Shifting to value-based care is impossible without the funding framework that makes it financially viable. The reductions in the MEOS payment from OCM to EOM, coupled with the year-long gap between the two programs, may bring about financial and operational challenges for practices looking to participate. However, despite its limitations, the financial framework that CMMI has created (first with OCM, and now with EOM) is laudable in its attempt to align the financial incentives of clinicians and payers. At Thyme Care, our deep relationships with providers and health plans, as well as our direct touch points with patients, put us in the unique position to facilitate value-based arrangements with payers beyond the EOM. We have built a model where health plans are willing to invest in navigation and an analytic platform that enables us to demonstrate a return on that investment. Our model supports risk-based arrangements, allowing us to drive value to our provider partners while helping them deliver higher-value care to their patients.

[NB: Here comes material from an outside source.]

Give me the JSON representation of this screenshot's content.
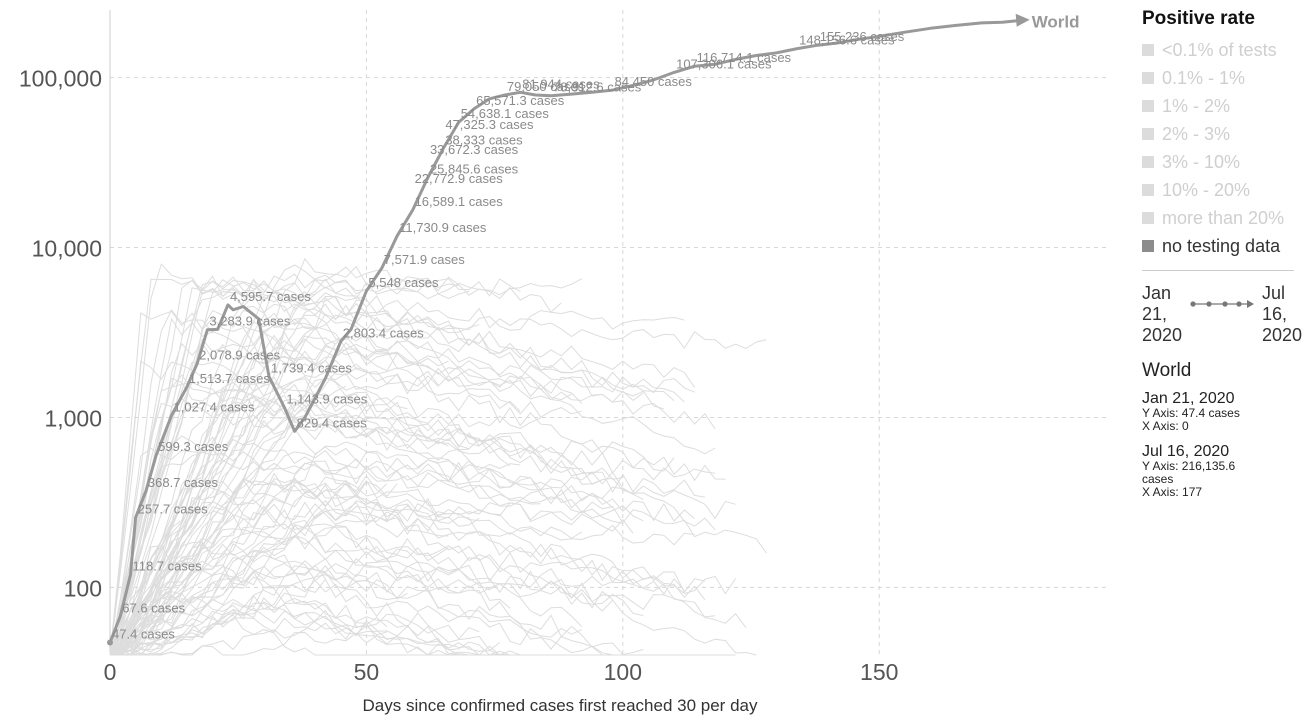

Ultimately, we at Thyme Care share in the goals outlined in the EOM to improve care coordination, quality, and outcomes for cancer patients. We applaud its emphasis on health equity, care navigation, and proactive symptom management as key components of its model, components that also closely align with the solutions we have built at Thyme Care. We look forward to helping our aligned oncology practices and others succeed in value-based agreements such as the EOM, furthering the mission of making high-quality, affordable cancer care accessible to all.